That'll work. Keep records and the following year's soil test will show how the plan is working and allow you to make informed adjustments.


----------



## ctrav (Aug 18, 2018)

Ridgerunner said:


> That'll work. Keep records and the following year's soil test will show how the plan is working and allow you to make informed adjustments.


Thanks Ridgerunner... I'm going to start a lawn journal and document everything!


----------



## ctrav (Aug 18, 2018)

g-man said:


> Phosphorous - You are low. This helps in root development. Milorganite is a good source, but at 30k, it will be expensive. Triple Super Phosphate (0-45-0) would be the ideal option for you.
> 
> Potassium - This is also low. SOP (0-0-50) is the ideal source, but it is hard to find. Spammage might be able to help you find some. Check the hometown forum for extra aid in sources.
> 
> For both P and K, you want to apply 1lb of each/ksqft per rolling month when the grass is growing.
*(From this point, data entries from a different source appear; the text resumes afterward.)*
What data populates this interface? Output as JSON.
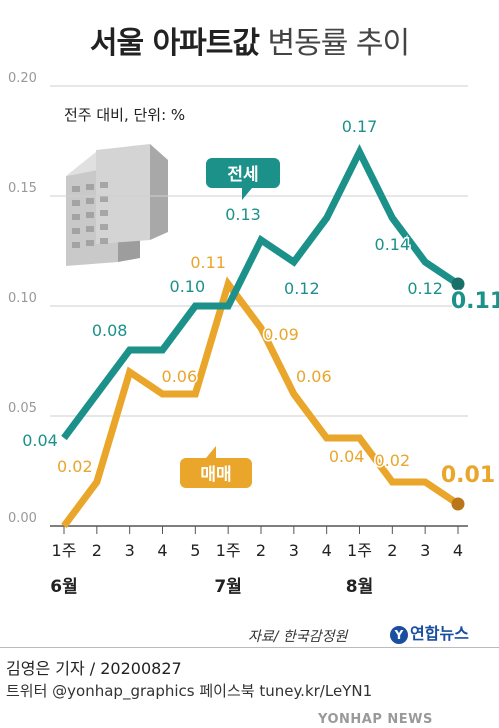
{
  "title": {
    "bold": "서울 아파트값",
    "light": "변동률 추이"
  },
  "unit_note": "전주 대비, 단위: %",
  "credit": "김영은 기자 / 20200827",
  "sns": "트위터 @yonhap_graphics  페이스북 tuney.kr/LeYN1",
  "source": "자료/ 한국감정원",
  "logo": "연합뉴스",
  "watermark": "YONHAP NEWS",
  "colors": {
    "jeonse": "#1c918a",
    "maemae": "#e9a62b",
    "grid": "#cfcfcf",
    "axis": "#555555"
  },
  "icon": "apartment-building-icon",
  "chart_data": {
    "type": "line",
    "x": [
      "1주",
      "2",
      "3",
      "4",
      "5",
      "1주",
      "2",
      "3",
      "4",
      "1주",
      "2",
      "3",
      "4"
    ],
    "months": [
      {
        "label": "6월",
        "start": 0
      },
      {
        "label": "7월",
        "start": 5
      },
      {
        "label": "8월",
        "start": 9
      }
    ],
    "ylim": [
      0,
      0.2
    ],
    "yticks": [
      "0.00",
      "0.05",
      "0.10",
      "0.15",
      "0.20"
    ],
    "grid": true,
    "series": [
      {
        "name": "전세",
        "values": [
          0.04,
          0.06,
          0.08,
          0.08,
          0.1,
          0.1,
          0.13,
          0.12,
          0.14,
          0.17,
          0.14,
          0.12,
          0.11
        ],
        "labels": [
          "0.04",
          null,
          "0.08",
          null,
          "0.10",
          null,
          "0.13",
          "0.12",
          null,
          "0.17",
          "0.14",
          "0.12",
          "0.11"
        ]
      },
      {
        "name": "매매",
        "values": [
          0.0,
          0.02,
          0.07,
          0.06,
          0.06,
          0.11,
          0.09,
          0.06,
          0.04,
          0.04,
          0.02,
          0.02,
          0.01
        ],
        "labels": [
          null,
          "0.02",
          null,
          null,
          "0.06",
          "0.11",
          "0.09",
          "0.06",
          "0.04",
          null,
          "0.02",
          null,
          "0.01"
        ]
      }
    ]
  }
}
Mulching will clippings will be beneficial to return some of the nutrients back to the soil.


I found the 0-45-0 and the 0-0-50. Question is do I calculate the application rate just as I would if it were "N" for the "P" and "K"? 100/45=2.2*30=66 thus one and a quarter 50 pound bags for the entire property. Did I get this correct?


----------



## g-man (Jun 15, 2017)

That is correct. Nothing wrong with just using a 50lb. This way there is no need to weight anything and no need to store an open 40lb bag.


----------



## Ridgerunner (May 16, 2017)

g-man said:


> That is correct. Nothing wrong with just using a 50lb. This way there is no need to weight anything and no need to store an open 40lb bag.


I agree with g-man that, in this case, it's not necessary to apply to the ounce. With a higher CEC soil I'd suggest you increase your ppm/base saturation of K this Fall by applying 50# of 0-0-50 very 30 days X3 for a total of 150 lbs over the 30M of lawn. Getting it down this Fall will allow it to cook over winter and work into the soil. Soil test again next spring right before you apply the first fertilizer of the new season. This will give you a base line value for future testing. Institute your above plan, then test the following Spring and compare to the base line to see what changes occurred. If that makes sense.


----------



## ctrav (Aug 18, 2018)

Ridgerunner said:


> g-man said:
> 
> 
> > That is correct. Nothing wrong with just using a 50lb. This way there is no need to weight anything and no need to store an open 40lb bag.
> ...


Yes sir i think i have it. I will plan September, October and November mid month. Then I will order a new soil report (I'm thinking March/April) and we will go from there...THANKS!!


----------